Background/Aims: Cardiac fibrosis is the primary cause of deteriorated cardiac function in various cardiovascular diseases. Numerous studies have demonstrated that microRNAs (miRNAs) are critical regulators of myocardial fibrosis. Specifically, many studies have reported that miR-150 is downregulated in cardiovascular diseases, such as acute myocardial infarction (AMI), myocardial hypertrophy and myocardial fibrosis. However, the exact role of miR-150 in these pathological processes remains unknown.
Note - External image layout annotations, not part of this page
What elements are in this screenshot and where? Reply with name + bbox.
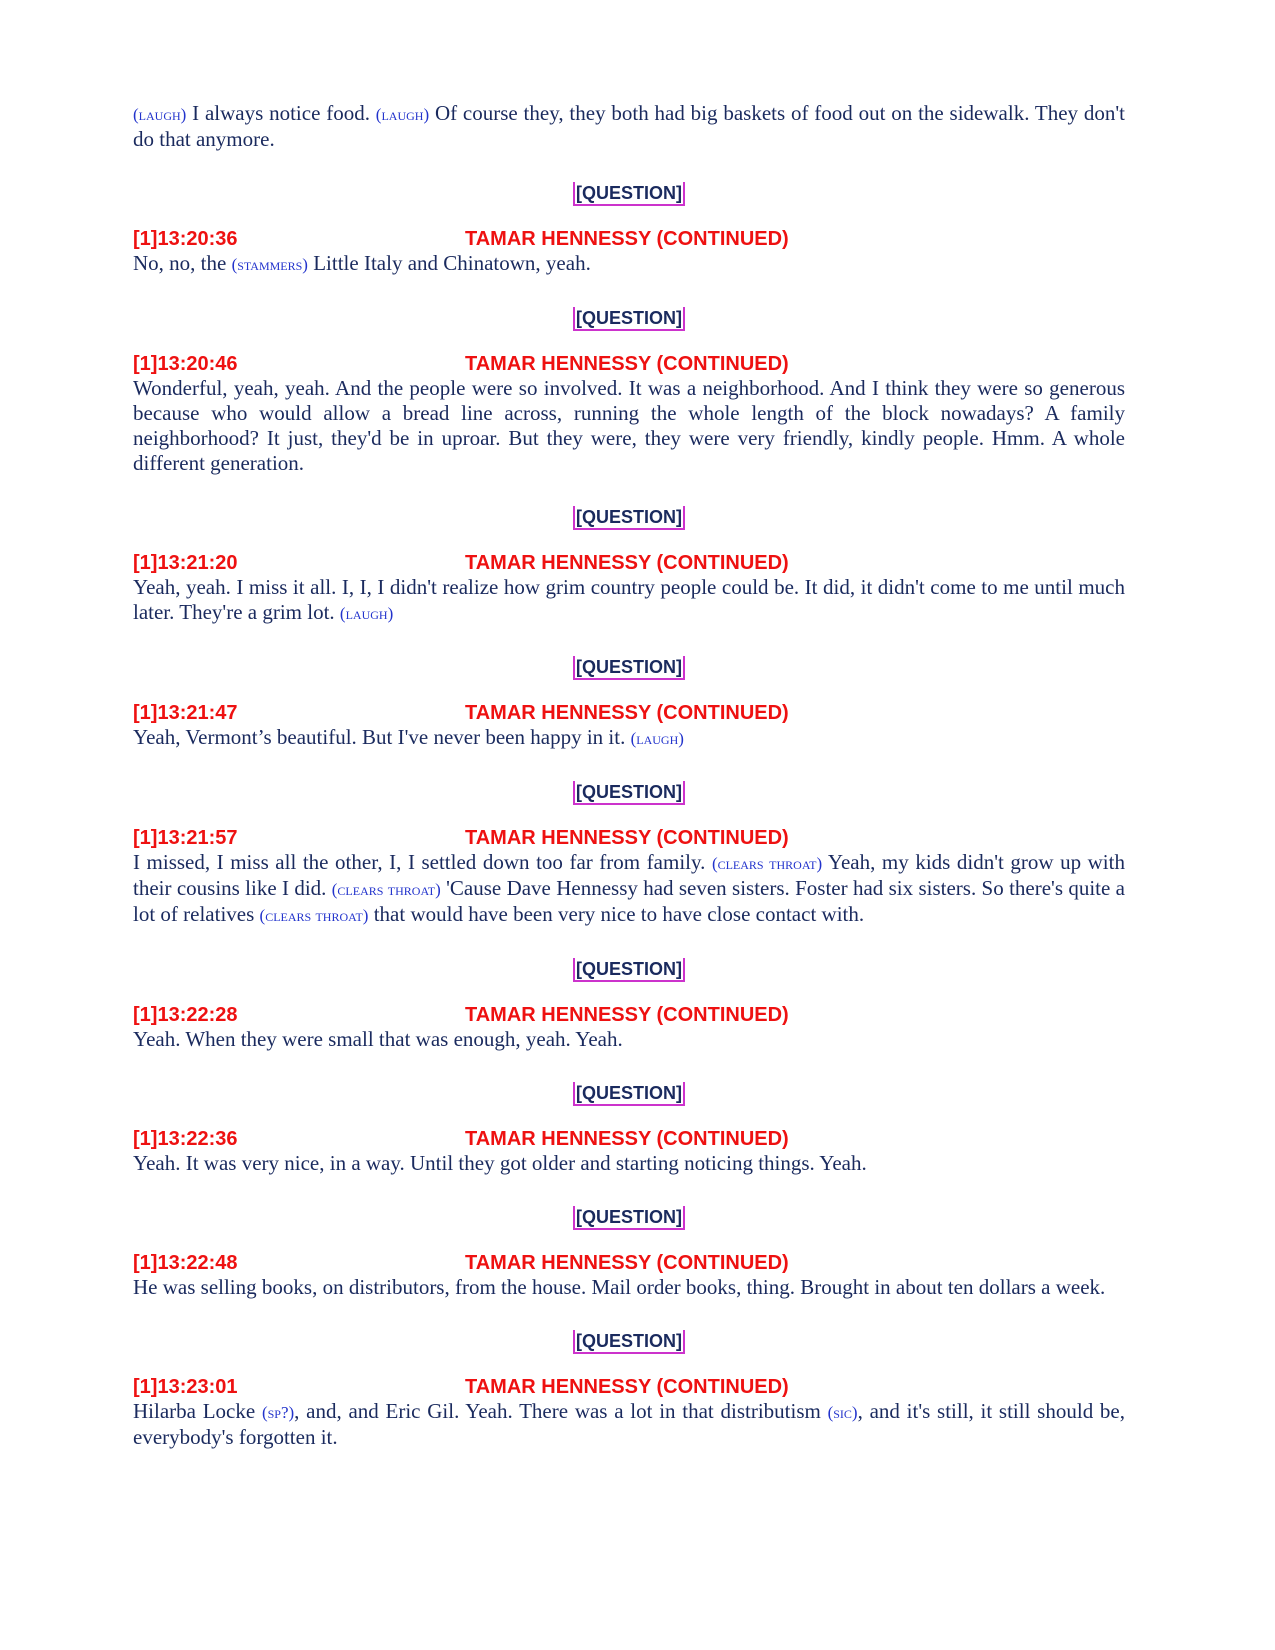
entry-text: Yeah. It was very nice, in a way. Until they got older and starting noticing things. Yeah. xyxy=(133,1151,867,1175)
question-marker: [QUESTION] xyxy=(133,780,1125,805)
stage-cue: (sic) xyxy=(827,1403,858,1422)
entry-text: Wonderful, yeah, yeah. And the people were so involved. It was a neighborhood. And I think they were so generous because who would allow a bread line across, running the whole length of the block nowadays? A family neighborhood? It just, they'd be in uproar. But they were, they were very friendly, kindly people. Hmm. A whole different generation. xyxy=(133,376,1125,475)
timestamp: [1]13:21:47 xyxy=(133,702,238,724)
entry-header xyxy=(133,1127,1125,1151)
entry-text: Yeah. When they were small that was enough, yeah. Yeah. xyxy=(133,1027,623,1051)
timestamp: [1]13:21:20 xyxy=(133,552,238,574)
entry-text: Yeah, Vermont’s beautiful. But I've never been happy in it. (laugh) xyxy=(133,725,684,749)
entry-header xyxy=(133,551,1125,575)
entry-text: No, no, the (stammers) Little Italy and Chinatown, yeah. xyxy=(133,251,591,275)
entry-header xyxy=(133,1003,1125,1027)
speaker-label: TAMAR HENNESSY (CONTINUED) xyxy=(465,1128,789,1150)
timestamp: [1]13:22:48 xyxy=(133,1252,238,1274)
speaker-label: TAMAR HENNESSY (CONTINUED) xyxy=(465,1376,789,1398)
stage-cue: (laugh) xyxy=(339,604,394,623)
entry-text: Yeah, yeah. I miss it all. I, I, I didn't realize how grim country people could be. It did, it didn't come to me until much later. They're a grim lot. (laugh) xyxy=(133,575,1125,624)
entry-header xyxy=(133,1375,1125,1399)
speaker-label: TAMAR HENNESSY (CONTINUED) xyxy=(465,827,789,849)
speaker-label: TAMAR HENNESSY (CONTINUED) xyxy=(465,552,789,574)
stage-cue: (clears throat) xyxy=(331,880,441,899)
question-marker: [QUESTION] xyxy=(133,181,1125,206)
entry-text: He was selling books, on distributors, from the house. Mail order books, thing. Brought in about ten dollars a week. xyxy=(133,1275,1106,1299)
speaker-label: TAMAR HENNESSY (CONTINUED) xyxy=(465,353,789,375)
stage-cue: (laugh) xyxy=(133,105,187,124)
timestamp: [1]13:20:36 xyxy=(133,228,238,250)
stage-cue: (sp?) xyxy=(261,1403,295,1422)
entry-header xyxy=(133,352,1125,376)
speaker-label: TAMAR HENNESSY (CONTINUED) xyxy=(465,1004,789,1026)
transcript-page xyxy=(133,96,1125,1450)
entry-header xyxy=(133,826,1125,850)
entry-header xyxy=(133,227,1125,251)
question-marker: [QUESTION] xyxy=(133,655,1125,680)
question-marker: [QUESTION] xyxy=(133,505,1125,530)
intro-paragraph: (laugh) I always notice food. (laugh) Of course they, they both had big baskets of food out on the sidewalk. They don't do that anymore. xyxy=(133,101,1125,151)
speaker-label: TAMAR HENNESSY (CONTINUED) xyxy=(465,228,789,250)
stage-cue: (laugh) xyxy=(375,105,430,124)
question-marker: [QUESTION] xyxy=(133,1329,1125,1354)
stage-cue: (clears throat) xyxy=(259,906,369,925)
timestamp: [1]13:20:46 xyxy=(133,353,238,375)
timestamp: [1]13:21:57 xyxy=(133,827,238,849)
speaker-label: TAMAR HENNESSY (CONTINUED) xyxy=(465,1252,789,1274)
stage-cue: (stammers) xyxy=(231,255,308,274)
speaker-label: TAMAR HENNESSY (CONTINUED) xyxy=(465,702,789,724)
entry-text: I missed, I miss all the other, I, I settled down too far from family. (clears throat) Yeah, my kids didn't grow up with their cousins like I did. (clears throat) 'Cause Dave Hennessy had seven sisters. Foster had six sisters. So there's quite a lot of relatives (clears throat) that would have been very nice to have close contact with. xyxy=(133,850,1125,926)
question-marker: [QUESTION] xyxy=(133,1081,1125,1106)
question-marker: [QUESTION] xyxy=(133,1205,1125,1230)
entry-header xyxy=(133,1251,1125,1275)
entry-header xyxy=(133,701,1125,725)
question-marker: [QUESTION] xyxy=(133,306,1125,331)
stage-cue: (laugh) xyxy=(630,729,684,748)
entry-text: Hilarba Locke (sp?), and, and Eric Gil. Yeah. There was a lot in that distributism (sic), and it's still, it still should be, everybody's forgotten it. xyxy=(133,1399,1126,1449)
timestamp: [1]13:22:36 xyxy=(133,1128,238,1150)
question-marker: [QUESTION] xyxy=(133,957,1125,982)
timestamp: [1]13:23:01 xyxy=(133,1376,238,1398)
stage-cue: (clears throat) xyxy=(711,854,823,873)
timestamp: [1]13:22:28 xyxy=(133,1004,238,1026)
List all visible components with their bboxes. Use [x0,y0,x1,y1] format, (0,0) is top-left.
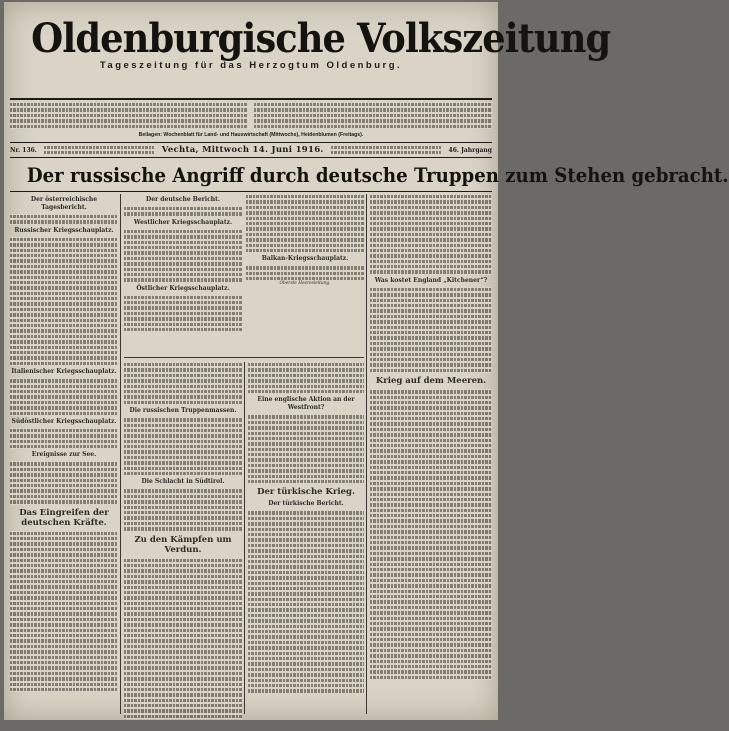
c3-sub1: Was kostet England „Kitchener“? [374,276,488,284]
column-divider-3 [366,194,367,714]
column-divider-1 [120,194,121,714]
mid2-sub3: Der türkische Bericht. [268,500,344,508]
masthead-rule [10,98,492,100]
c2-signature: Oberste Heeresleitung. [279,281,331,287]
volume-year: 46. Jahrgang [448,146,492,154]
c1-big-heading: Das Eingreifen der deutschen Kräfte. [19,507,109,528]
info-left [10,102,248,130]
newspaper-subtitle: Tageszeitung für das Herzogtum Oldenburg. [99,60,403,71]
c1-sub3: Südöstlicher Kriegsschauplatz. [11,417,117,425]
mid-sub1: Die russischen Truppenmassen. [129,407,237,415]
dateline-left-info [44,145,154,156]
main-headline: Der russische Angriff durch deutsche Truppen zum Stehen gebracht. [26,164,729,187]
c4-heading: Krieg auf dem Meeren. [375,376,487,387]
dateline-rule-top [10,142,492,143]
masthead [12,15,611,86]
column-3-top [246,194,364,354]
c1-sub4: Ereignisse zur See. [31,451,97,459]
newspaper-page [4,2,729,720]
column-divider-2 [244,362,245,714]
c2-sub1: Westlicher Kriegsschauplatz. [133,218,233,226]
dateline-rule-bottom [10,157,492,158]
c1-heading: Der österreichische Tagesbericht. [30,196,98,211]
mid-sub2: Die Schlacht in Südtirol. [141,478,225,486]
headline-rule [10,191,492,192]
info-right [254,102,492,130]
mid2-sub1: Eine englische Aktion an der Westfront? [257,396,355,412]
column-4 [370,194,492,714]
dateline [10,144,492,156]
c2-sub2: Östlicher Kriegsschauplatz. [136,284,230,292]
dateline-right-info [331,145,441,156]
supplements-line: Beilagen: Wochenblatt für Land- und Hauswirtschaft (Mittwochs), Heidenblumen (Freitags). [138,132,364,138]
c2-heading: Der deutsche Bericht. [146,196,220,203]
c1-sub1: Russischer Kriegsschauplatz. [14,226,114,234]
issue-date: Vechta, Mittwoch 14. Juni 1916. [161,145,324,155]
mid2-sub2: Der türkische Krieg. [257,487,355,498]
c1-sub2: Italienischer Kriegsschauplatz. [11,368,117,376]
newspaper-title: Oldenburgische Volkszeitung [31,15,611,62]
c2-sub3: Balkan-Kriegsschauplatz. [261,255,349,263]
mid-big-heading: Zu den Kämpfen um Verdun. [134,534,232,555]
column-1 [10,194,118,714]
issue-number: Nr. 136. [10,146,37,154]
column-3-bottom [248,362,364,714]
mid-rule [124,357,364,358]
column-2-bottom [124,362,242,714]
subscription-info [10,102,492,130]
column-2-top [124,194,242,354]
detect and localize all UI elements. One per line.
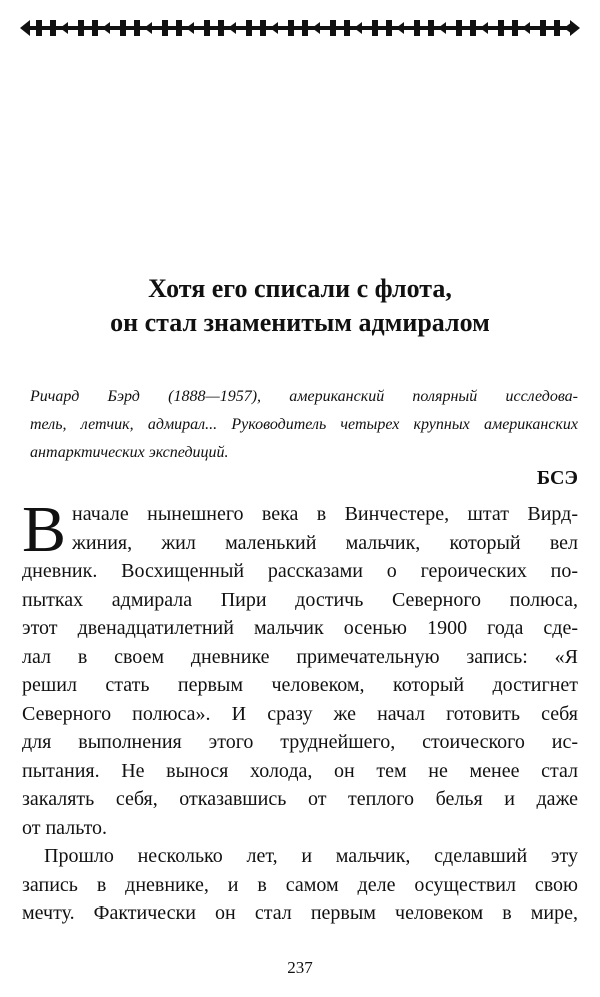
body-line: дневник. Восхищенный рассказами о героических по- [22,560,578,582]
ornament-motif [246,20,278,36]
title-line-1: Хотя его списали с флота, [148,274,452,303]
body-text [22,493,578,928]
chapter-title [0,272,600,340]
body-line: мечту. Фактически он стал первым человеком в мире, [22,902,578,924]
body-line: лал в своем дневнике примечательную запись: «Я [22,645,578,668]
ornament-motif [204,20,236,36]
body-line: запись в дневнике, и в самом деле осуществил свою [22,873,578,896]
ornament-motif [414,20,446,36]
decorative-border [20,16,580,40]
ornament-motif [456,20,488,36]
drop-cap: В [22,493,67,566]
body-line: Северного полюса». И сразу же начал готовить себя [22,702,578,725]
ornament-motif [78,20,110,36]
ornament-motif [540,20,572,36]
body-line: закалять себя, отказавшись от теплого белья и даже [22,788,578,810]
body-line: начале нынешнего века в Винчестере, штат Вирд- [72,503,578,525]
title-line-2: он стал знаменитым адмиралом [110,308,490,337]
body-line: этот двенадцатилетний мальчик осенью 1900 года сде- [22,617,578,639]
body-line: жиния, жил маленький мальчик, который вел [72,531,578,554]
ornament-motif [288,20,320,36]
epigraph-line-1: Ричард Бэрд (1888—1957), американский полярный исследова- [30,388,578,405]
ornament-motif [162,20,194,36]
epigraph-source: БСЭ [536,467,578,489]
epigraph-line-3: антарктических экспедиций. [30,444,229,461]
ornament-motif [372,20,404,36]
ornament-motif [330,20,362,36]
ornament-motif [498,20,530,36]
body-line: решил стать первым человеком, который достигнет [22,674,578,696]
body-line: от пальто. [22,816,108,839]
epigraph [30,383,578,467]
epigraph-line-2: тель, летчик, адмирал... Руководитель четырех крупных американских [30,416,578,433]
ornament-motif [120,20,152,36]
body-line: пытках адмирала Пири достичь Северного полюса, [22,588,578,611]
page-number: 237 [287,958,313,977]
body-line: пытания. Не вынося холода, он тем не менее стал [22,759,578,782]
body-line: для выполнения этого труднейшего, стоического ис- [22,731,578,753]
body-line: Прошло несколько лет, и мальчик, сделавший эту [44,845,578,867]
ornament-motif [36,20,68,36]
Methods: We used the transverse aortic constriction (TAC) mouse model to study the role of miR-150 in cardiac fibrosis induced by pressure overload. After the TAC operation, qRT-PCR was used to measure the expression profiles of miR-150 in left ventricle tissues and populations of primary heart cell types. Then, we used both miR-150 knockout mice and wild type (WT) mice in the TAC model. Changes in cardiac function and pathology were measured using transthoracic echocardiography and pathological analysis, respectively. Furthermore, we predicted the target of miR-150 in cardiac fibroblasts (CFs) and completed in vitro CF transfection experiments using miR-150 analogs and siRNA corresponding to the predicted target. Results: We observed decreased expression levels of miR-150 in hearts suffering pressure overload, and these levels decreased more sharply in CFs than in cardiomyocytes. In addition, the degrees of cardiac function deterioration and cardiac fibrosis in miR-150-/- mice were more severe than were those in WT mice. By transfecting CFs with an miR-150 analog in vitro, we observed that miR-150 inhibited cardiac fibroblast activation. We predicted that the transcription factor c-Myb was the target of miR-150 in CFs. Transfecting CFs with c-Myb siRNA eliminated the effects of an miR-150 inhibitor, which promoted CF activation. Conclusion: These findings reveal that miR-150 acts as a pivotal regulator of pressure overload-induced cardiac fibrosis by regulating c-Myb.